AMD: Navi Speculation, Rumours and Discussion [2019-2020]

Status
Not open for further replies.
Not the same. The same gaming performance. They're sacrificing something here, and it's compute throughput.



How can "faster than 2070" at 200W be 40% behind nvidia in efficiency, if there's a 12.5% difference in power consumption?

Are you perhaps comparing real 7nm GPUs from AMD with imaginary 7nm GPUs from nvidia?

Where have you seen the 200W number?
 
Not the same. The same gaming performance. They're sacrificing something here, and it's compute throughput.



How can "faster than 2070" at 200W be 40% behind nvidia in efficiency, if there's a 12.5% difference in power consumption?

Are you perhaps comparing real 7nm GPUs from AMD with imaginary 7nm GPUs from nvidia?
Well, if there are two companies that can get at least the nominal improvements from node changes, and usually more, are Apple and Nvidia. Is quite logical the imaginary product that Nvidia launches at 7nm 175 watts will be way faster than a 2080, surely nearer to a 2080ti per the last node changes. This plus RX cores...They got efficiency gains from the 14 to 12 nm transition!
 
Where have you seen the 200W number?
200W is just Vega 64's 300W with 50% efficiency uplift, so 300/1.5 = 200W.

RX 5700 should have a performance close to Vega 64's since AMD themselves compared it to a RTX 2070.

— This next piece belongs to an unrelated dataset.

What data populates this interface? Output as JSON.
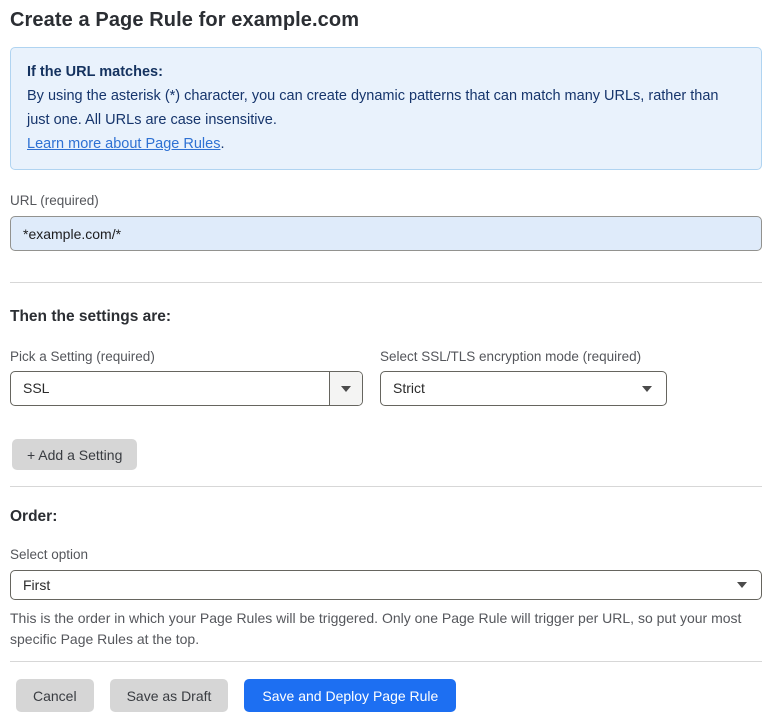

Looking at the framerates they got during the presentation (80 to 120 fps), I'm guessing they benchmarked Strange Brigade at 2560*1440 Ultra:

vVQVx0B.png



So its performance is similar to a Vega 64, perhaps closer to a Liquid Edition.


Well, if there are two companies that can get at least the nominal improvements from node changes, and usually more, are Apple and Nvidia. Is quite logical the imaginary product that Nvidia launches at 7nm 175 watts will be way faster than a 2080, surely nearer to a 2080ti per the last node changes. This plus RX cores...They got efficiency gains from the 14 to 12 nm transition!
Is nvidia going to release 7nm GPUs at all?
Last rumor I heard said they were going to skip 7nm and go with Samsung's 7nm EUV in the middle of 2020.
And then by mid 2020 we might not even be looking at Navi from AMD's side. Which is why we don't usually compare real GPUs with what-if imaginary ones.
 
200W is just Vega 64's 300W with 50% efficiency uplift, so 300/1.5 = 200W.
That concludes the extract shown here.